Thai authorities should immediately disclose the whereabouts of Thanakorn Siripaiboon, a critic of Thailand’s junta who has reportedly been held in secret military custody since December 8, 2015, Human Rights Watch said today.
December 11, 2015
Lese Majeste Charge for Facebook ‘Like’
(New York) – Thai authorities should immediately disclose the whereabouts of Thanakorn Siripaiboon, a critic of Thailand’s junta who has reportedly been held in secret military custody since December 8, 2015, Human Rights Watch said today.
On December 8, soldiers and police arrested Thanakorn, a 27-year-old factory worker, at his house in Samutprakarn province’s Muang district and took him for questioning about alleged sedition and lese majeste (insulting the monarchy) at an undisclosed location. Since then, the police, the military, and the corrections department have all denied knowledge of Thanakorn’s whereabouts to his family and lawyers, raising grave concerns for his safety.
“Thanakorn’s secret detention should set off flashing red lights – especially since the Thai authorities failed to resolve two recent deaths of detainees in military custody,” said Brad Adams, Asia director. “Thailand’s junta has increasingly flouted international legal protections by holding civilian detainees incommunicado in military camps.”

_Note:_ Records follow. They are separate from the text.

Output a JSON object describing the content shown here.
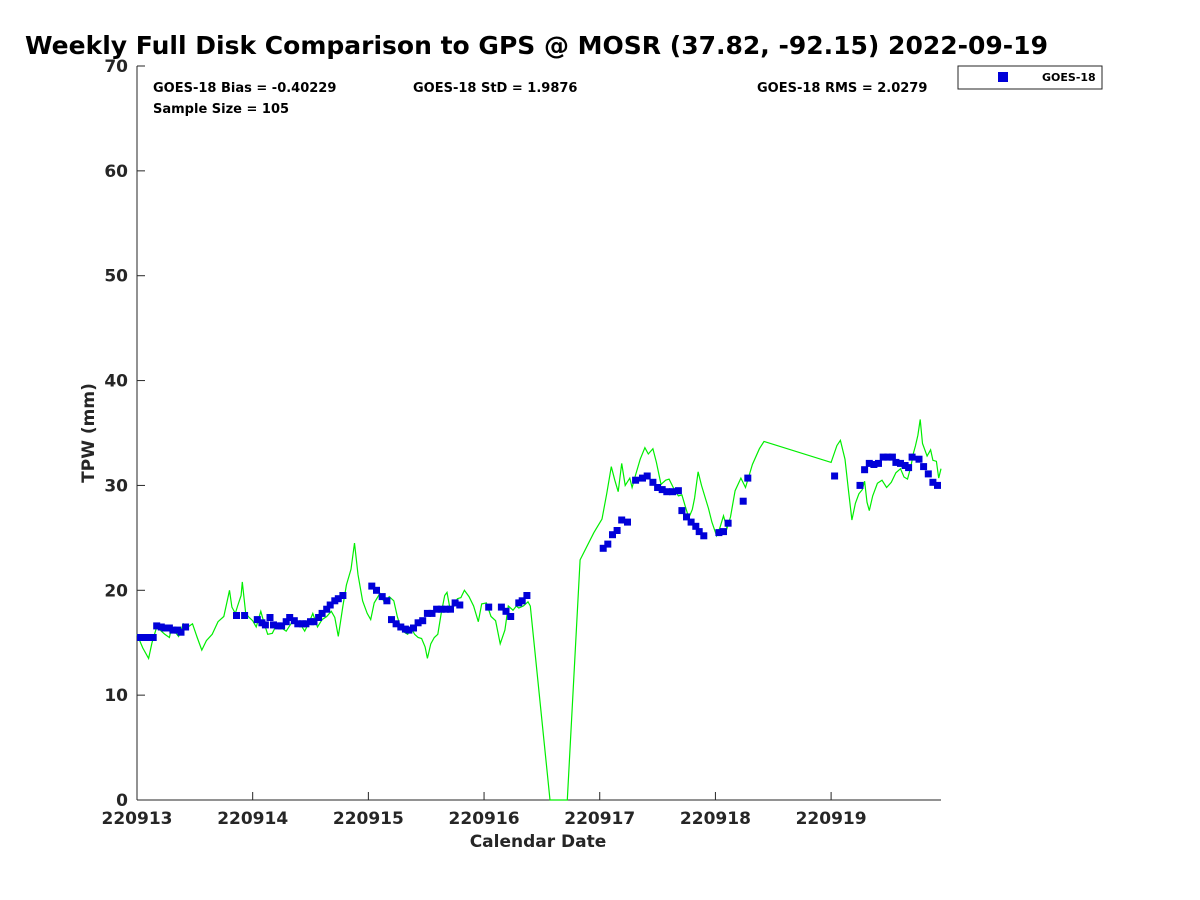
{
  "chart_data": {
    "type": "scatter",
    "title": "Weekly Full Disk Comparison to GPS @ MOSR (37.82, -92.15) 2022-09-19",
    "xlabel": "Calendar Date",
    "ylabel": "TPW (mm)",
    "xlim": [
      0,
      6.95
    ],
    "ylim": [
      0,
      70
    ],
    "x_tick_values": [
      0,
      1,
      2,
      3,
      4,
      5,
      6
    ],
    "x_tick_labels": [
      "220913",
      "220914",
      "220915",
      "220916",
      "220917",
      "220918",
      "220919"
    ],
    "y_tick_values": [
      0,
      10,
      20,
      30,
      40,
      50,
      60,
      70
    ],
    "y_tick_labels": [
      "0",
      "10",
      "20",
      "30",
      "40",
      "50",
      "60",
      "70"
    ],
    "grid": false,
    "legend_placement": "top-right",
    "stats": {
      "bias": "GOES-18 Bias = -0.40229",
      "std": "GOES-18 StD = 1.9876",
      "rms": "GOES-18 RMS = 2.0279",
      "sample_size": "Sample Size = 105"
    },
    "series": [
      {
        "name": "GOES-18",
        "kind": "scatter",
        "color": "#0000d8",
        "marker": "square",
        "points": [
          [
            0.03,
            15.5
          ],
          [
            0.07,
            15.5
          ],
          [
            0.1,
            15.5
          ],
          [
            0.14,
            15.5
          ],
          [
            0.17,
            16.6
          ],
          [
            0.21,
            16.5
          ],
          [
            0.24,
            16.4
          ],
          [
            0.28,
            16.4
          ],
          [
            0.31,
            16.2
          ],
          [
            0.35,
            16.2
          ],
          [
            0.38,
            16.0
          ],
          [
            0.42,
            16.5
          ],
          [
            0.86,
            17.6
          ],
          [
            0.93,
            17.6
          ],
          [
            1.04,
            17.2
          ],
          [
            1.08,
            16.9
          ],
          [
            1.11,
            16.7
          ],
          [
            1.15,
            17.4
          ],
          [
            1.18,
            16.7
          ],
          [
            1.22,
            16.6
          ],
          [
            1.25,
            16.6
          ],
          [
            1.29,
            17.0
          ],
          [
            1.32,
            17.4
          ],
          [
            1.36,
            17.1
          ],
          [
            1.39,
            16.8
          ],
          [
            1.43,
            16.8
          ],
          [
            1.46,
            16.8
          ],
          [
            1.5,
            17.0
          ],
          [
            1.53,
            17.0
          ],
          [
            1.57,
            17.4
          ],
          [
            1.6,
            17.8
          ],
          [
            1.64,
            18.2
          ],
          [
            1.67,
            18.6
          ],
          [
            1.71,
            19.0
          ],
          [
            1.74,
            19.2
          ],
          [
            1.78,
            19.5
          ],
          [
            2.03,
            20.4
          ],
          [
            2.07,
            20.0
          ],
          [
            2.12,
            19.4
          ],
          [
            2.16,
            19.0
          ],
          [
            2.2,
            17.2
          ],
          [
            2.24,
            16.8
          ],
          [
            2.28,
            16.5
          ],
          [
            2.32,
            16.3
          ],
          [
            2.35,
            16.2
          ],
          [
            2.39,
            16.4
          ],
          [
            2.43,
            16.9
          ],
          [
            2.47,
            17.1
          ],
          [
            2.51,
            17.8
          ],
          [
            2.55,
            17.8
          ],
          [
            2.59,
            18.2
          ],
          [
            2.63,
            18.2
          ],
          [
            2.67,
            18.2
          ],
          [
            2.71,
            18.2
          ],
          [
            2.75,
            18.8
          ],
          [
            2.79,
            18.6
          ],
          [
            3.04,
            18.4
          ],
          [
            3.15,
            18.4
          ],
          [
            3.19,
            18.0
          ],
          [
            3.23,
            17.5
          ],
          [
            3.3,
            18.8
          ],
          [
            3.33,
            19.0
          ],
          [
            3.37,
            19.5
          ],
          [
            4.03,
            24.0
          ],
          [
            4.07,
            24.4
          ],
          [
            4.11,
            25.3
          ],
          [
            4.15,
            25.7
          ],
          [
            4.19,
            26.7
          ],
          [
            4.24,
            26.5
          ],
          [
            4.31,
            30.5
          ],
          [
            4.37,
            30.7
          ],
          [
            4.41,
            30.9
          ],
          [
            4.46,
            30.3
          ],
          [
            4.5,
            29.8
          ],
          [
            4.54,
            29.6
          ],
          [
            4.58,
            29.4
          ],
          [
            4.63,
            29.4
          ],
          [
            4.68,
            29.5
          ],
          [
            4.71,
            27.6
          ],
          [
            4.75,
            27.0
          ],
          [
            4.79,
            26.5
          ],
          [
            4.83,
            26.1
          ],
          [
            4.86,
            25.6
          ],
          [
            4.9,
            25.2
          ],
          [
            5.03,
            25.5
          ],
          [
            5.07,
            25.6
          ],
          [
            5.11,
            26.4
          ],
          [
            5.24,
            28.5
          ],
          [
            5.28,
            30.7
          ],
          [
            6.03,
            30.9
          ],
          [
            6.25,
            30.0
          ],
          [
            6.29,
            31.5
          ],
          [
            6.33,
            32.1
          ],
          [
            6.37,
            32.0
          ],
          [
            6.41,
            32.1
          ],
          [
            6.45,
            32.7
          ],
          [
            6.49,
            32.7
          ],
          [
            6.53,
            32.7
          ],
          [
            6.56,
            32.2
          ],
          [
            6.6,
            32.1
          ],
          [
            6.64,
            31.9
          ],
          [
            6.67,
            31.7
          ],
          [
            6.7,
            32.7
          ],
          [
            6.76,
            32.5
          ],
          [
            6.8,
            31.8
          ],
          [
            6.84,
            31.1
          ],
          [
            6.88,
            30.3
          ],
          [
            6.92,
            30.0
          ]
        ]
      },
      {
        "name": "",
        "kind": "line",
        "color": "#00ee00",
        "points": [
          [
            0.0,
            15.8
          ],
          [
            0.05,
            14.5
          ],
          [
            0.1,
            13.5
          ],
          [
            0.13,
            15.0
          ],
          [
            0.17,
            16.5
          ],
          [
            0.2,
            16.2
          ],
          [
            0.24,
            15.8
          ],
          [
            0.28,
            15.5
          ],
          [
            0.3,
            16.5
          ],
          [
            0.33,
            16.0
          ],
          [
            0.36,
            15.6
          ],
          [
            0.4,
            16.8
          ],
          [
            0.44,
            16.5
          ],
          [
            0.48,
            16.8
          ],
          [
            0.52,
            15.5
          ],
          [
            0.56,
            14.3
          ],
          [
            0.6,
            15.2
          ],
          [
            0.65,
            15.8
          ],
          [
            0.7,
            17.0
          ],
          [
            0.75,
            17.5
          ],
          [
            0.79,
            19.5
          ],
          [
            0.8,
            20.0
          ],
          [
            0.82,
            18.4
          ],
          [
            0.85,
            17.8
          ],
          [
            0.87,
            18.5
          ],
          [
            0.9,
            19.5
          ],
          [
            0.91,
            20.8
          ],
          [
            0.94,
            17.8
          ],
          [
            0.97,
            17.4
          ],
          [
            1.0,
            17.1
          ],
          [
            1.03,
            16.5
          ],
          [
            1.07,
            18.0
          ],
          [
            1.1,
            16.8
          ],
          [
            1.13,
            15.8
          ],
          [
            1.17,
            15.9
          ],
          [
            1.21,
            16.8
          ],
          [
            1.25,
            16.4
          ],
          [
            1.29,
            16.1
          ],
          [
            1.33,
            16.8
          ],
          [
            1.37,
            17.3
          ],
          [
            1.41,
            16.8
          ],
          [
            1.45,
            16.1
          ],
          [
            1.49,
            17.0
          ],
          [
            1.52,
            17.8
          ],
          [
            1.56,
            16.5
          ],
          [
            1.6,
            17.2
          ],
          [
            1.64,
            17.5
          ],
          [
            1.68,
            18.0
          ],
          [
            1.71,
            17.4
          ],
          [
            1.74,
            15.6
          ],
          [
            1.78,
            18.5
          ],
          [
            1.81,
            20.5
          ],
          [
            1.85,
            22.0
          ],
          [
            1.88,
            24.5
          ],
          [
            1.91,
            21.5
          ],
          [
            1.95,
            19.0
          ],
          [
            1.99,
            17.8
          ],
          [
            2.02,
            17.2
          ],
          [
            2.05,
            18.8
          ],
          [
            2.1,
            19.7
          ],
          [
            2.14,
            18.8
          ],
          [
            2.18,
            19.4
          ],
          [
            2.22,
            19.0
          ],
          [
            2.25,
            17.5
          ],
          [
            2.28,
            16.4
          ],
          [
            2.31,
            16.0
          ],
          [
            2.34,
            15.8
          ],
          [
            2.37,
            16.4
          ],
          [
            2.4,
            15.8
          ],
          [
            2.43,
            15.5
          ],
          [
            2.46,
            15.4
          ],
          [
            2.49,
            14.6
          ],
          [
            2.51,
            13.5
          ],
          [
            2.54,
            14.9
          ],
          [
            2.57,
            15.5
          ],
          [
            2.6,
            15.8
          ],
          [
            2.63,
            17.8
          ],
          [
            2.66,
            19.5
          ],
          [
            2.68,
            19.8
          ],
          [
            2.71,
            18.0
          ],
          [
            2.74,
            18.5
          ],
          [
            2.77,
            19.2
          ],
          [
            2.8,
            19.3
          ],
          [
            2.83,
            20.0
          ],
          [
            2.87,
            19.4
          ],
          [
            2.91,
            18.5
          ],
          [
            2.95,
            17.0
          ],
          [
            2.98,
            18.7
          ],
          [
            3.02,
            18.8
          ],
          [
            3.06,
            17.5
          ],
          [
            3.1,
            17.1
          ],
          [
            3.14,
            14.9
          ],
          [
            3.18,
            16.2
          ],
          [
            3.21,
            18.5
          ],
          [
            3.25,
            18.1
          ],
          [
            3.28,
            18.5
          ],
          [
            3.3,
            18.3
          ],
          [
            3.34,
            18.5
          ],
          [
            3.38,
            18.9
          ],
          [
            3.4,
            18.5
          ],
          [
            3.57,
            0
          ],
          [
            3.72,
            0
          ],
          [
            3.83,
            22.9
          ],
          [
            3.95,
            25.5
          ],
          [
            4.02,
            26.8
          ],
          [
            4.06,
            29.2
          ],
          [
            4.1,
            31.8
          ],
          [
            4.13,
            30.5
          ],
          [
            4.16,
            29.4
          ],
          [
            4.19,
            32.1
          ],
          [
            4.22,
            30.0
          ],
          [
            4.26,
            30.7
          ],
          [
            4.28,
            29.8
          ],
          [
            4.31,
            31.0
          ],
          [
            4.35,
            32.5
          ],
          [
            4.39,
            33.6
          ],
          [
            4.42,
            33.0
          ],
          [
            4.46,
            33.5
          ],
          [
            4.49,
            32.2
          ],
          [
            4.53,
            30.1
          ],
          [
            4.57,
            30.5
          ],
          [
            4.6,
            30.6
          ],
          [
            4.64,
            29.7
          ],
          [
            4.68,
            29.0
          ],
          [
            4.71,
            29.1
          ],
          [
            4.74,
            28.0
          ],
          [
            4.77,
            26.9
          ],
          [
            4.8,
            27.7
          ],
          [
            4.82,
            28.8
          ],
          [
            4.85,
            31.3
          ],
          [
            4.88,
            30.0
          ],
          [
            4.91,
            28.9
          ],
          [
            4.94,
            27.8
          ],
          [
            4.97,
            26.5
          ],
          [
            5.01,
            25.2
          ],
          [
            5.04,
            26.0
          ],
          [
            5.07,
            27.1
          ],
          [
            5.1,
            25.9
          ],
          [
            5.13,
            27.0
          ],
          [
            5.17,
            29.5
          ],
          [
            5.22,
            30.7
          ],
          [
            5.26,
            29.8
          ],
          [
            5.32,
            32.0
          ],
          [
            5.38,
            33.5
          ],
          [
            5.42,
            34.2
          ],
          [
            6.0,
            32.2
          ],
          [
            6.05,
            33.8
          ],
          [
            6.08,
            34.3
          ],
          [
            6.12,
            32.5
          ],
          [
            6.15,
            29.5
          ],
          [
            6.18,
            26.7
          ],
          [
            6.21,
            28.3
          ],
          [
            6.24,
            29.2
          ],
          [
            6.27,
            29.6
          ],
          [
            6.29,
            30.4
          ],
          [
            6.31,
            28.4
          ],
          [
            6.33,
            27.6
          ],
          [
            6.36,
            29.0
          ],
          [
            6.4,
            30.2
          ],
          [
            6.44,
            30.5
          ],
          [
            6.48,
            29.8
          ],
          [
            6.52,
            30.3
          ],
          [
            6.56,
            31.2
          ],
          [
            6.6,
            31.6
          ],
          [
            6.63,
            30.8
          ],
          [
            6.66,
            30.6
          ],
          [
            6.69,
            31.8
          ],
          [
            6.71,
            33.0
          ],
          [
            6.73,
            33.8
          ],
          [
            6.75,
            34.8
          ],
          [
            6.77,
            36.3
          ],
          [
            6.79,
            34.0
          ],
          [
            6.83,
            32.8
          ],
          [
            6.86,
            33.4
          ],
          [
            6.88,
            32.4
          ],
          [
            6.91,
            32.3
          ],
          [
            6.93,
            30.7
          ],
          [
            6.95,
            31.6
          ]
        ]
      }
    ]
  }
}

Thanakorn was arrested for sharing Facebook infographics alleging that Prime Minister Gen. Prayut Chan-ocha and other members of the ruling junta, the National Council for Peace and Order (NCPO), committed corruption in the Rajabhakti Park project. Rajabhakti Park, a newly built park on army land that honors Thailand’s monarchy, has been plagued by reports of misuse of funds.
Thanakorn faces charges of violating the Computer Crime Act and section 116 of the penal code – the equivalent of sedition. He was also accused of committing lese majeste under section 112 of the penal code for giving a “Like” to an image on Facebook that the authorities consider offensive to the monarchy.
According to a media interview on December 9 by Maj. Gen. Wicharn Jodtaeng, chief of the NCPO’s Legal Office, Thanakorn was initially taken to the Police Technology Crime Suppression Division before being held in custody at an undisclosed military camp for further inquiry. Samutprakarn province police told Thanakorn’s parents that he was held at the 11th Army Circle military base. But his family and lawyers from the Thai Lawyers for Human Rights could not get permission to visit him or receive formal confirmation that he was actually detained there.
Human Rights Watch has repeatedly raised serious concerns regarding secret military detention in Thailand. The risk of enforced disappearance, torture, and other ill-treatment significantly increases when detainees are held incommunicado in military detention. Enforced disappearances are defined under international law as the arrest or detention of a person by state officials or their agents followed by a refusal to acknowledge the deprivation of liberty, or to reveal the person’s fate or whereabouts. Enforced disappearances violate a range of fundamental human rights protected under the International Covenant on Civil and Political Rights (ICCPR), to which Thailand is a party, including prohibitions against arbitrary arrest and detention; torture and other cruel, inhuman, or degrading treatment; and extrajudicial execution.
Since the May 2014 coup, the NCPO has detained hundreds of politicians, activists, journalists, and people they accuse of supporting the deposed government, disrespecting or offending the monarchy, or being involved in anti-junta protests and activities. Many of these people have been held incommunicado in military camps where they have been interrogated without safeguards against torture and other ill-treatment.
“The Thai government should put to rest fears that Thanakorn has been forcibly disappeared by immediately disclosing his location and allowing his family and lawyers access,” Adams said. “The United Nations human rights agency and concerned governments should press General Prayut to end secret detentions and provide a full accounting of detainee treatment in military custody.”